No wonder the far right is getting increasingly hysterical and has to resort to death threats. The Titanic’s hit the iceberg, too many deck chairs have already been reshuffled and they realize that their brave voyage toward 1000 years of red white and blue cock-wanding imperialism has been all for naught. Money, access and reputations are at stake here, not American credibility or security.

It’s kind of like the military’s enduring belief that we’re achieving something noble in Iraq and the Middle East in general because the idea that over 3100 of their own having been killed and almost 24,000 injured and/or maimed, also all for nothing is likewise too unendurable to contemplate.
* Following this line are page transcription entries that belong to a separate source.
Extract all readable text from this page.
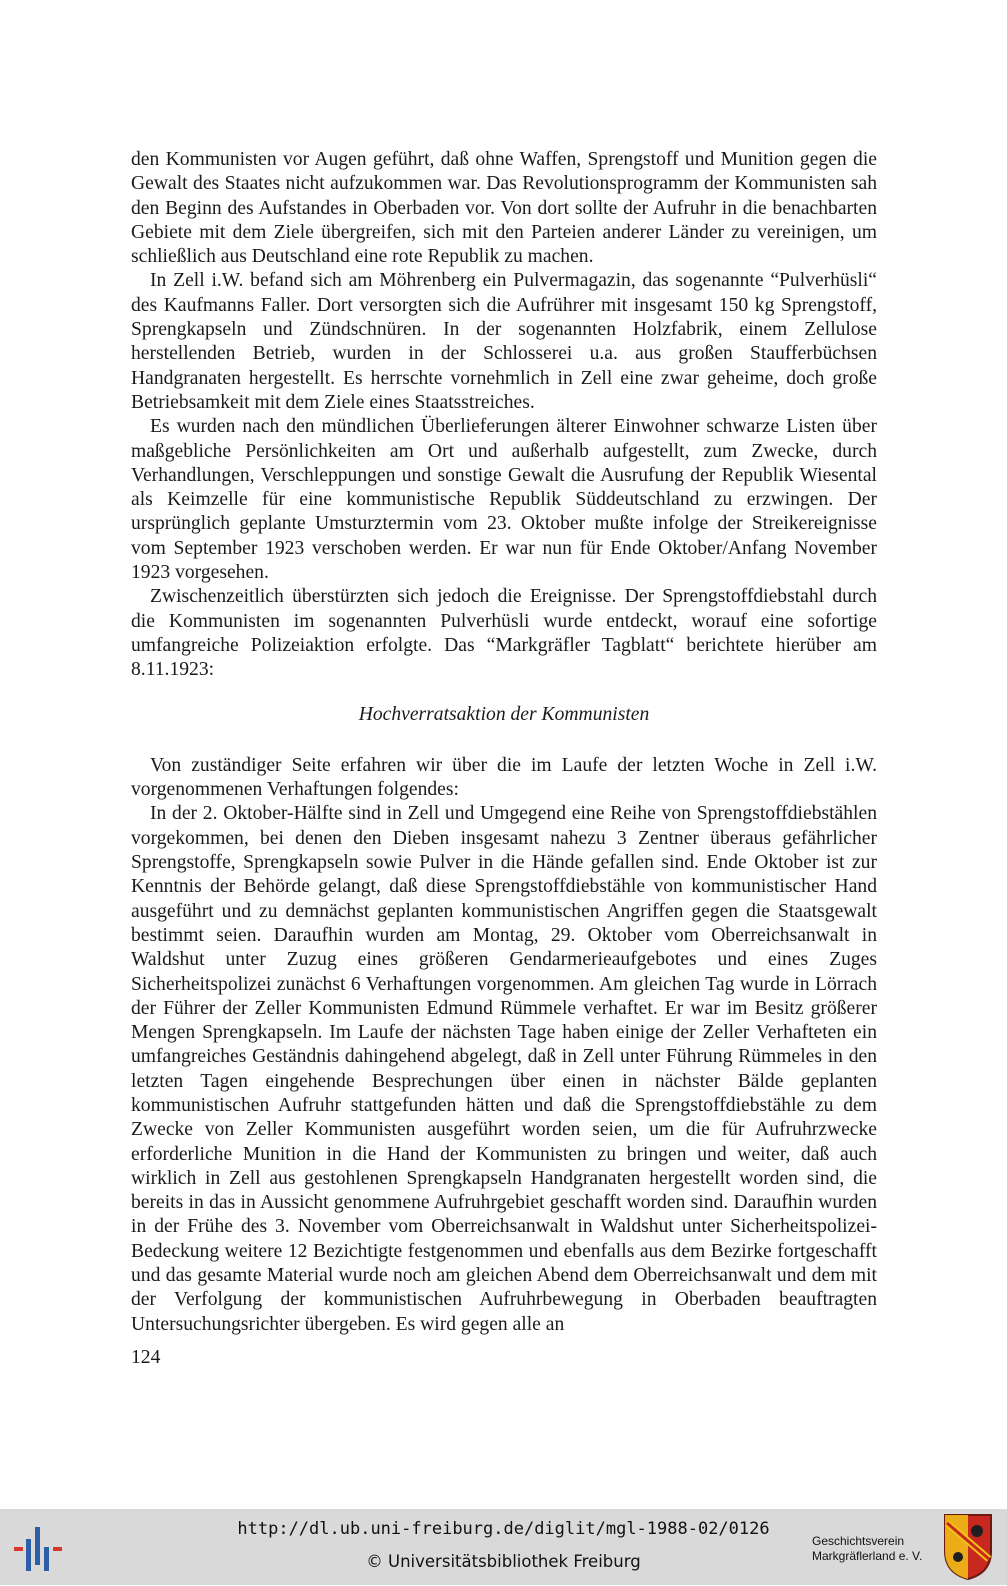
den Kommunisten vor Augen geführt, daß ohne Waffen, Sprengstoff und Munition gegen die Gewalt des Staates nicht aufzukommen war. Das Revolutionsprogramm der Kommunisten sah den Beginn des Aufstandes in Oberbaden vor. Von dort sollte der Aufruhr in die benachbarten Gebiete mit dem Ziele übergreifen, sich mit den Parteien anderer Länder zu vereinigen, um schließlich aus Deutschland eine rote Republik zu machen.

In Zell i.W. befand sich am Möhrenberg ein Pulvermagazin, das sogenannte “Pulverhüsli“ des Kaufmanns Faller. Dort versorgten sich die Aufrührer mit insgesamt 150 kg Sprengstoff, Sprengkapseln und Zündschnüren. In der sogenannten Holzfabrik, einem Zellulose herstellenden Betrieb, wurden in der Schlosserei u.a. aus großen Staufferbüchsen Handgranaten hergestellt. Es herrschte vornehmlich in Zell eine zwar geheime, doch große Betriebsamkeit mit dem Ziele eines Staatsstreiches.

Es wurden nach den mündlichen Überlieferungen älterer Einwohner schwarze Listen über maßgebliche Persönlichkeiten am Ort und außerhalb aufgestellt, zum Zwecke, durch Verhandlungen, Verschleppungen und sonstige Gewalt die Ausrufung der Republik Wiesental als Keimzelle für eine kommunistische Republik Süddeutschland zu erzwingen. Der ursprünglich geplante Umsturztermin vom 23. Oktober mußte infolge der Streikereignisse vom September 1923 verschoben werden. Er war nun für Ende Oktober/Anfang November 1923 vorgesehen.

Zwischenzeitlich überstürzten sich jedoch die Ereignisse. Der Sprengstoffdiebstahl durch die Kommunisten im sogenannten Pulverhüsli wurde entdeckt, worauf eine sofortige umfangreiche Polizeiaktion erfolgte. Das “Markgräfler Tagblatt“ berichtete hierüber am 8.11.1923:

Hochverratsaktion der Kommunisten

Von zuständiger Seite erfahren wir über die im Laufe der letzten Woche in Zell i.W. vorgenommenen Verhaftungen folgendes:

In der 2. Oktober-Hälfte sind in Zell und Umgegend eine Reihe von Sprengstoffdiebstählen vorgekommen, bei denen den Dieben insgesamt nahezu 3 Zentner überaus gefährlicher Sprengstoffe, Sprengkapseln sowie Pulver in die Hände gefallen sind. Ende Oktober ist zur Kenntnis der Behörde gelangt, daß diese Sprengstoffdiebstähle von kommunistischer Hand ausgeführt und zu demnächst geplanten kommunistischen Angriffen gegen die Staatsgewalt bestimmt seien. Daraufhin wurden am Montag, 29. Oktober vom Oberreichsanwalt in Waldshut unter Zuzug eines größeren Gendarmerieaufgebotes und eines Zuges Sicherheitspolizei zunächst 6 Verhaftungen vorgenommen. Am gleichen Tag wurde in Lörrach der Führer der Zeller Kommunisten Edmund Rümmele verhaftet. Er war im Besitz größerer Mengen Sprengkapseln. Im Laufe der nächsten Tage haben einige der Zeller Verhafteten ein umfangreiches Geständnis dahingehend abgelegt, daß in Zell unter Führung Rümmeles in den letzten Tagen eingehende Besprechungen über einen in nächster Bälde geplanten kommunistischen Aufruhr stattgefunden hätten und daß die Sprengstoffdiebstähle zu dem Zwecke von Zeller Kommunisten ausgeführt worden seien, um die für Aufruhrzwecke erforderliche Munition in die Hand der Kommunisten zu bringen und weiter, daß auch wirklich in Zell aus gestohlenen Sprengkapseln Handgranaten hergestellt worden sind, die bereits in das in Aussicht genommene Aufruhrgebiet geschafft worden sind. Daraufhin wurden in der Frühe des 3. November vom Oberreichsanwalt in Waldshut unter Sicherheitspolizei-Bedeckung weitere 12 Bezichtigte festgenommen und ebenfalls aus dem Bezirke fortgeschafft und das gesamte Material wurde noch am gleichen Abend dem Oberreichsanwalt und dem mit der Verfolgung der kommunistischen Aufruhrbewegung in Oberbaden beauftragten Untersuchungsrichter übergeben. Es wird gegen alle an

124
http://dl.ub.uni-freiburg.de/diglit/mgl-1988-02/0126
© Universitätsbibliothek Freiburg
Geschichtsverein
Markgräflerland e. V.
Just try to remember, people, that these punks are cowardly toadies, stereotypes of schoolyard bullies, really. They know they’re outnumbered by a growing majority and can resort with nothing but bluster. Their Dear Leader’s gotten punched in the nose and is practically down for the count and they don’t know what to do when he’s too busy trying to stanch the flow of blood to give them their new marching orders. Put these wet-legged fucks on national radio, on national TV and they fold faster than a dropped accordion.

Glenn Greenwald proved that on Alan Colmes’s show on the 15th when he’d confronted Frank Gaffney. While remaining civil and factual, Greenwald was able to get Gaffney to lose his cool when he kept hammering home the cold, hard facts that most of us already take for granted. All Gaffney could respond with, besides curse words, was the mantra, “Debate has consequences”, while mealy-mouthing qualifications such as, “Everyone has the right to their opinion, but… ” and “Of course we should be free to dissent, but…”

Of course, what Gaffney was saying in his Moonie Times article was, Of course, we can debate and dissent in a time of war but we ought to shadow box and never take the gloves off. If not, you run the risk of winding up like Saddam because Abe Lincoln said we can hang you. But Gaffney was such a fucking coward about it on national radio that he rather would’ve gotten a blowjob by a piranha than defend his insane propositions.

We stand by our convictions, we stand by our own. We believe in collective and personal responsibility and not disavowing our own when they say incendiary things. Of course, we usually don’t arouse passions by threatening the lives of others, so it’s easier for us to circle the wagons.

Neoconservatives? After inviting and inciting violence and threats, they back away from their own readers and viewers and never once does any one of them ever say, “I’m Spartacus!”